The green + icon adds another set of criteria from the same topic. For example, clicking the plus icon from within a Demographics tab prompts you to select additional Demographics criteria.

Logic within Inclusion and Exclusion Criteria

Within an Inclusion statement, distinct criteria statements related to the same topic is considered with an OR criteria.

For example,

INCLUDE: Diagnosis = Diabetes AND (Demographics = Male OR” Demographics = Married)

Within an Exclusion statement, distinct criteria statements related to the same topic will be considered with an AND.

For example,

EXCLUDE: Diagnosis = Diabetes OR (Demographics = Male AND Demographics = Married)

This function can be used to simplify your query structure, where you can address each data topic and category one at a time rather than having the same topic listed in both the Inclusion and Exclusion sections.

Viewing Patient Count and Patient Data

Based on the Cohort Criteria, the corresponding Patient or Subject Count is displayed. Total number of patients or subjects in the database is also displayed. This count is updated or refreshed each time you log into the system and select the Query Patients tab.

To run a query and view the counts:

Select at least one row of criteria defined in the Inclusions or Exclusions options.
Click Run Query. The patient count is visible in the top right.
To view patient data, click the patient count.

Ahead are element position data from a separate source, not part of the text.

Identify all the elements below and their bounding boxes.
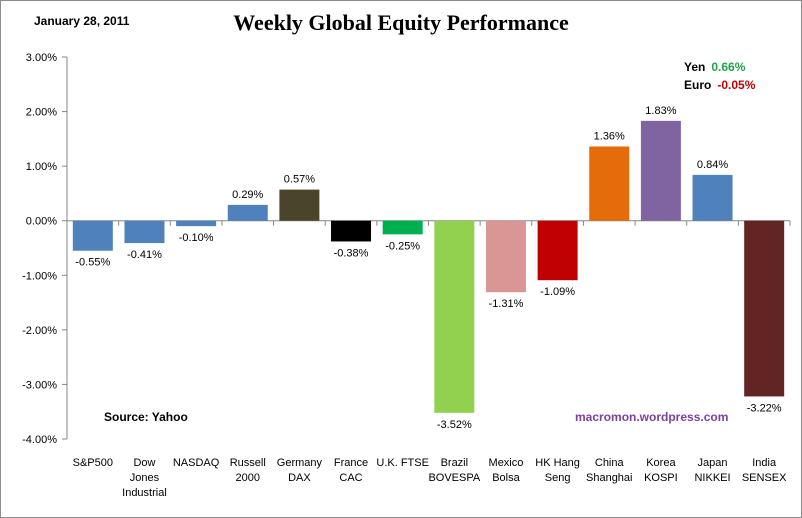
fx-yen-value: 0.66% (711, 60, 746, 74)
credit-note: macromon.wordpress.com (575, 410, 729, 424)
category-label-line: Korea (646, 457, 676, 469)
chart-title: Weekly Global Equity Performance (233, 10, 569, 35)
category-label-line: Industrial (122, 487, 167, 499)
category-label-line: Bolsa (492, 472, 520, 484)
category-label: France CAC (334, 457, 368, 484)
bar-value-label: 1.83% (645, 105, 676, 117)
category-label-line: Japan (698, 457, 728, 469)
bar-value-label: 0.84% (697, 159, 728, 171)
fx-yen: Yen 0.66% (684, 60, 745, 74)
report-date: January 28, 2011 (34, 14, 130, 28)
category-label: India SENSEX (742, 457, 787, 484)
bar (434, 220, 475, 413)
category-label: Japan NIKKEI (694, 457, 730, 484)
category-labels: S&P500 Dow Jones Industrial NASDAQ Russell 200… (73, 457, 788, 499)
category-label-line: 2000 (236, 472, 260, 484)
category-label: Dow Jones Industrial (122, 457, 167, 499)
category-label-line: U.K. FTSE (376, 457, 429, 469)
y-tick-label: -4.00% (22, 434, 57, 446)
source-note: Source: Yahoo (104, 410, 188, 424)
category-label-line: Dow (133, 457, 155, 469)
fx-euro: Euro -0.05% (684, 78, 755, 92)
bar (589, 146, 630, 221)
category-label: Germany DAX (277, 457, 323, 484)
bar-value-label: -1.31% (489, 298, 524, 310)
category-label: NASDAQ (173, 457, 220, 469)
y-tick-label: 2.00% (26, 107, 57, 119)
category-label-line: Germany (277, 457, 323, 469)
bar (331, 220, 372, 242)
bar-value-label: -3.52% (437, 419, 472, 431)
category-label: U.K. FTSE (376, 457, 429, 469)
category-label: China Shanghai (586, 457, 633, 484)
y-tick-label: -3.00% (22, 379, 57, 391)
category-label-line: NIKKEI (694, 472, 730, 484)
y-tick-label: 1.00% (26, 161, 57, 173)
bar (72, 220, 113, 251)
category-label-line: BOVESPA (428, 472, 480, 484)
category-label: Brazil BOVESPA (428, 457, 480, 484)
y-tick-label: 3.00% (26, 52, 57, 64)
bar-value-label: -1.09% (540, 286, 575, 298)
bar (176, 220, 217, 227)
category-label-line: HK Hang (535, 457, 580, 469)
fx-euro-value: -0.05% (717, 78, 756, 92)
category-label: Russell 2000 (230, 457, 266, 484)
y-tick-label: -2.00% (22, 325, 57, 337)
category-label-line: India (752, 457, 777, 469)
y-tick-label: -1.00% (22, 270, 57, 282)
bar (485, 220, 526, 293)
category-label-line: Shanghai (586, 472, 633, 484)
fx-yen-label: Yen (684, 60, 706, 74)
category-label-line: Jones (130, 472, 160, 484)
bar-value-label: 0.29% (232, 189, 263, 201)
bars (72, 120, 785, 413)
category-label-line: China (595, 457, 625, 469)
category-label-line: NASDAQ (173, 457, 220, 469)
bar (537, 220, 578, 281)
bar-value-label: -0.38% (334, 247, 369, 259)
y-tick-label: 0.00% (26, 216, 57, 228)
category-label-line: S&P500 (73, 457, 113, 469)
bar-value-label: -3.22% (747, 402, 782, 414)
bar-value-label: -0.55% (75, 257, 110, 269)
category-label: Korea KOSPI (644, 457, 678, 484)
x-axis (66, 220, 791, 226)
category-label: HK Hang Seng (535, 457, 580, 484)
bar (692, 174, 733, 221)
category-label-line: DAX (288, 472, 311, 484)
category-label: Mexico Bolsa (489, 457, 524, 484)
bar (382, 220, 423, 235)
bar (744, 220, 785, 397)
bar (124, 220, 165, 244)
category-label: S&P500 (73, 457, 113, 469)
category-label-line: SENSEX (742, 472, 787, 484)
bar-value-label: -0.10% (179, 232, 214, 244)
category-label-line: Russell (230, 457, 266, 469)
bar-value-label: -0.41% (127, 249, 162, 261)
bar (227, 204, 268, 221)
y-axis: 3.00% 2.00% 1.00% 0.00% -1.00% -2.00% -3.00% -4… (22, 52, 68, 446)
category-label-line: Mexico (489, 457, 524, 469)
category-label-line: France (334, 457, 368, 469)
category-label-line: Brazil (441, 457, 469, 469)
category-label-line: KOSPI (644, 472, 678, 484)
bar-value-label: 1.36% (594, 130, 625, 142)
bar (640, 120, 681, 221)
fx-euro-label: Euro (684, 78, 712, 92)
bar-value-labels: -0.55% -0.41% -0.10% 0.29% 0.57% -0.38% -0.25%… (75, 105, 781, 431)
category-label-line: Seng (545, 472, 571, 484)
bar-value-label: 0.57% (284, 174, 315, 186)
bar (279, 189, 320, 221)
category-label-line: CAC (339, 472, 362, 484)
bar-value-label: -0.25% (385, 240, 420, 252)
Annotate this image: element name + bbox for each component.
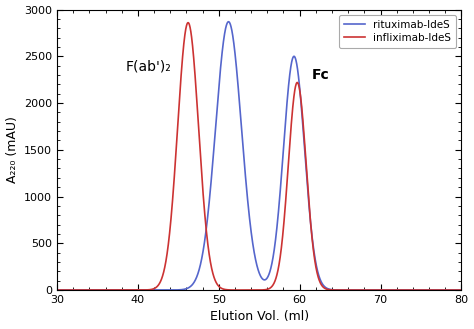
- infliximab-IdeS: [209, 266, 215, 270]
- rituximab-IdeS: [387, 288, 392, 292]
- Text: Fc: Fc: [312, 68, 329, 82]
- rituximab-IdeS: [128, 288, 133, 292]
- rituximab-IdeS: [226, 20, 231, 24]
- infliximab-IdeS: [356, 288, 362, 292]
- infliximab-IdeS: [458, 288, 464, 292]
- Line: infliximab-IdeS: infliximab-IdeS: [57, 23, 461, 290]
- rituximab-IdeS: [458, 288, 464, 292]
- Legend: rituximab-IdeS, infliximab-IdeS: rituximab-IdeS, infliximab-IdeS: [338, 15, 456, 48]
- infliximab-IdeS: [387, 288, 392, 292]
- infliximab-IdeS: [54, 288, 60, 292]
- infliximab-IdeS: [297, 88, 302, 92]
- rituximab-IdeS: [209, 174, 214, 178]
- rituximab-IdeS: [317, 277, 323, 281]
- infliximab-IdeS: [185, 21, 191, 25]
- Text: F(ab')₂: F(ab')₂: [126, 59, 172, 73]
- X-axis label: Elution Vol. (ml): Elution Vol. (ml): [210, 311, 309, 323]
- infliximab-IdeS: [128, 288, 133, 292]
- Y-axis label: A₂₂₀ (mAU): A₂₂₀ (mAU): [6, 116, 18, 183]
- rituximab-IdeS: [54, 288, 60, 292]
- rituximab-IdeS: [297, 86, 302, 89]
- infliximab-IdeS: [317, 280, 323, 284]
- Line: rituximab-IdeS: rituximab-IdeS: [57, 22, 461, 290]
- rituximab-IdeS: [356, 288, 362, 292]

Description of the illustration ''trc125.gif''

Viewing Specimen Count

To view the specimen count:

Click the Options drop-down menu in the Cohort Query tab.
Select Show Specimen Count.
The specimen count is displayed. This is the count of all the specimens in the cohort that match the selected criteria.

Description of the illustration ''trc117.gif''

Saving a Query

When you save a query, the only information that is preserved is the criteria definition itself. Neither the patient count nor any of the underlying patient data is saved. Each time the query is opened, it must rerun to view current patient counts. Therefore, patient counts for the same query may change over time.

Each query is saved along with the context it was generated against and hence any criteria not relevant to that context is not saved.

To save a query:

Click the Query Library drop-down.
Click Save Query.

Description of the illustration ''trc118.gif''
You can save it as a new query (with a new name), or overwrite an existing query from the library.

If you enter a new query name and that name is already recognized in your library, the system prompts you to determine if you want to overwrite your existing query. If not, you can specify a new query name.

Description of the illustration ''trc26.gif''
Click Submit. A confirmation is displayed that the query was saved.

Loading a Saved Query

To rerun a query and edit its definition, perform the following steps:

Click the Query Library drop-down.

Description of the illustration ''trc118.gif''
Select Load Query.
Enter all or part of a Query Name.

Description of the illustration ''trc119.gif''
Click Search.
Select the required query.
Click Submit. The query definition is displayed on the main page.